Principessina ("Little Princess") is a 1943 Italian drama film directed by Tullio Gramantieri. It is an unauthorized remake of the 1939 film The Little Princess, which was in turn based on the novel A Little Princess by Frances Hodgson Burnett.

Plot 
The Prince of Torrefranca has to leave her young daughter Anna at a boarding school while he fights in the First Italo-Ethiopian War. He also entrusts a huge amount of money to the Headmistress, so that his daughter will have everything she needs. The child is treated well until her father is reported missing in action. Anna is now forced to sleep in the attic and is treated like a scullery maid by the cruel Headmistress, who has taken all of her money. But the child doesn't loose the hope to find her father, and after many researches and adventures she finally finds him injured in an hospital with the help of a royal princess.

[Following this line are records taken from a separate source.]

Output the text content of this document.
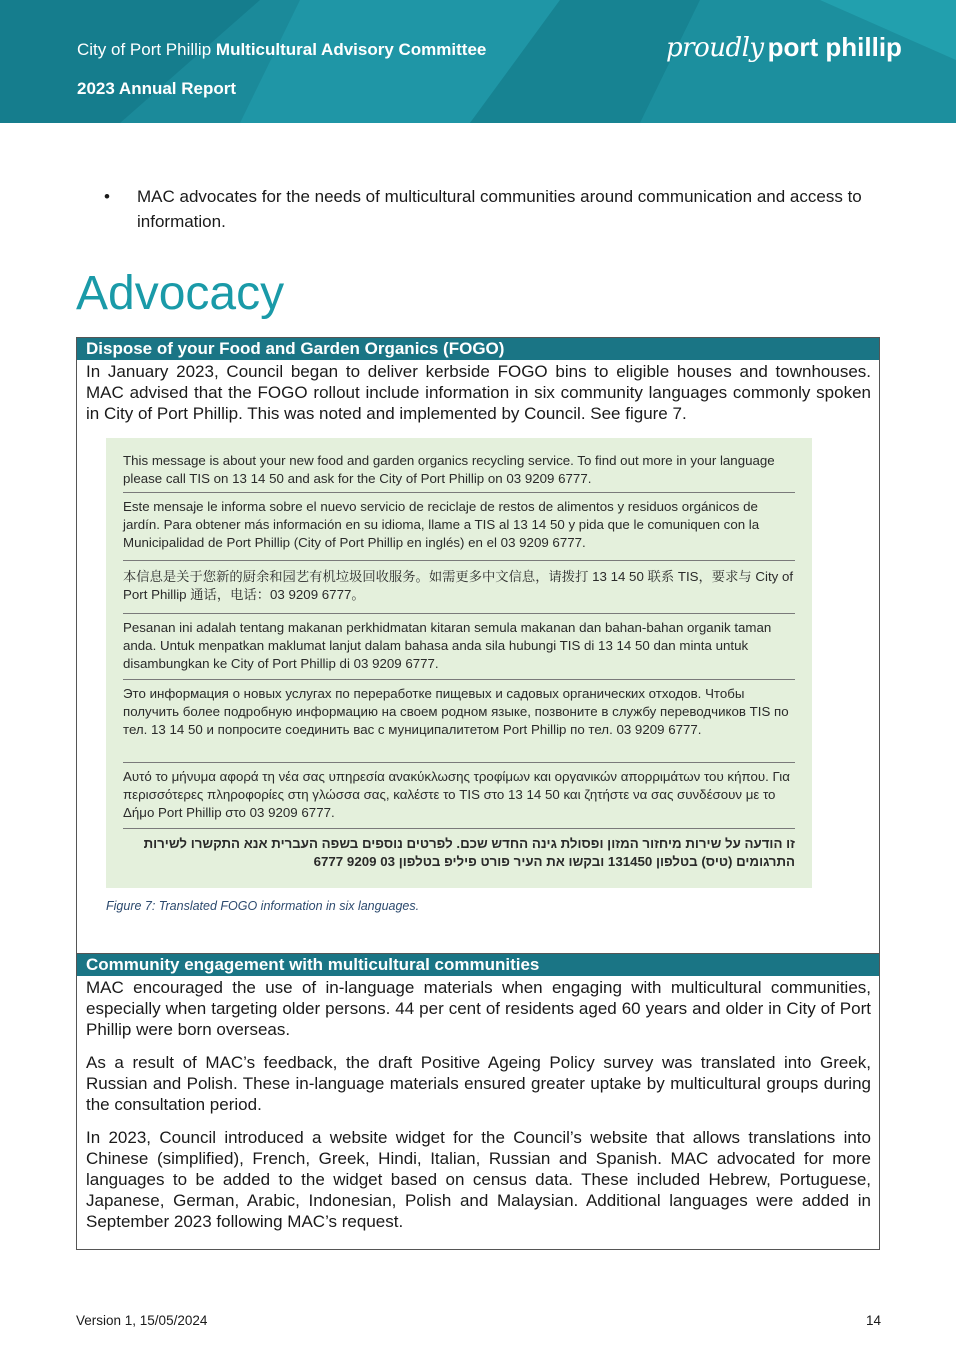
City of Port Phillip Multicultural Advisory Committee
2023 Annual Report
proudly port phillip
• MAC advocates for the needs of multicultural communities around communication and access to information.
Advocacy
Dispose of your Food and Garden Organics (FOGO)
In January 2023, Council began to deliver kerbside FOGO bins to eligible houses and townhouses. MAC advised that the FOGO rollout include information in six community languages commonly spoken in City of Port Phillip. This was noted and implemented by Council. See figure 7.
This message is about your new food and garden organics recycling service. To find out more in your language please call TIS on 13 14 50 and ask for the City of Port Phillip on 03 9209 6777.
Este mensaje le informa sobre el nuevo servicio de reciclaje de restos de alimentos y residuos orgánicos de jardín. Para obtener más información en su idioma, llame a TIS al 13 14 50 y pida que le comuniquen con la Municipalidad de Port Phillip (City of Port Phillip en inglés) en el 03 9209 6777.
本信息是关于您新的厨余和园艺有机垃圾回收服务。如需更多中文信息，请拨打 13 14 50 联系 TIS，要求与 City of Port Phillip 通话，电话：03 9209 6777。
Pesanan ini adalah tentang makanan perkhidmatan kitaran semula makanan dan bahan-bahan organik taman anda. Untuk menpatkan maklumat lanjut dalam bahasa anda sila hubungi TIS di 13 14 50 dan minta untuk disambungkan ke City of Port Phillip di 03 9209 6777.
Это информация о новых услугах по переработке пищевых и садовых органических отходов. Чтобы получить более подробную информацию на своем родном языке, позвоните в службу переводчиков TIS по тел. 13 14 50 и попросите соединить вас с муниципалитетом Port Phillip по тел. 03 9209 6777.
Αυτό το μήνυμα αφορά τη νέα σας υπηρεσία ανακύκλωσης τροφίμων και οργανικών απορριμάτων του κήπου. Για περισσότερες πληροφορίες στη γλώσσα σας, καλέστε το TIS στο 13 14 50 και ζητήστε να σας συνδέσουν με το Δήμο Port Phillip στο 03 9209 6777.
זו הודעה על שירות מיחזור המזון ופסולת גינה החדש שכם. לפרטים נוספים בשפה העברית אנא התקשרו לשירות התרגומים (טיס) בטלפון 131450 ובקשו את העיר פורט פיליפ בטלפון 03 9209 6777
Figure 7: Translated FOGO information in six languages.
Community engagement with multicultural communities

MAC encouraged the use of in-language materials when engaging with multicultural communities, especially when targeting older persons. 44 per cent of residents aged 60 years and older in City of Port Phillip were born overseas.

As a result of MAC’s feedback, the draft Positive Ageing Policy survey was translated into Greek, Russian and Polish. These in-language materials ensured greater uptake by multicultural groups during the consultation period.

In 2023, Council introduced a website widget for the Council’s website that allows translations into Chinese (simplified), French, Greek, Hindi, Italian, Russian and Spanish. MAC advocated for more languages to be added to the widget based on census data. These included Hebrew, Portuguese, Japanese, German, Arabic, Indonesian, Polish and Malaysian. Additional languages were added in September 2023 following MAC’s request.

Version 1, 15/05/2024	14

At the sight of her darling daughter, the prince recovers.

Cast 

 Umberto Spadaro as Aldo Piscitello
 Rosanna Dal as Anna di Torrefranca
 Nerio Bernardi as Principe di Torrefranca, Anna's father
 Roberto Villa as Stefano, the riding instructor
 Vittorina Benvenuti as the Headmistress
 Edvige Elisabeth as Clara, the teacher
 Mario Siletti as Germano, brother of the Headmistress
 Rosetta D’Este as Mariannina
 Tina Lattanzi as the Princess
 Olinto Cristina as the Baron
 Oreste Fares as Battista, his Butler
 Odette Bedogni as the Boarding school mate
 Celio Bucchi as an Officer
 Alessandra Adari
 Ruggero Capodaglio
 Anna Carena

Production 
The movie was shot at the Tirrenia Studios. The working title was Bende lorde di sangue ("Bloodstained Bandages"). It was the debut of Delia Scala, here credited with her real name Odette Bedogni.

Reception 
The film was not a critical success.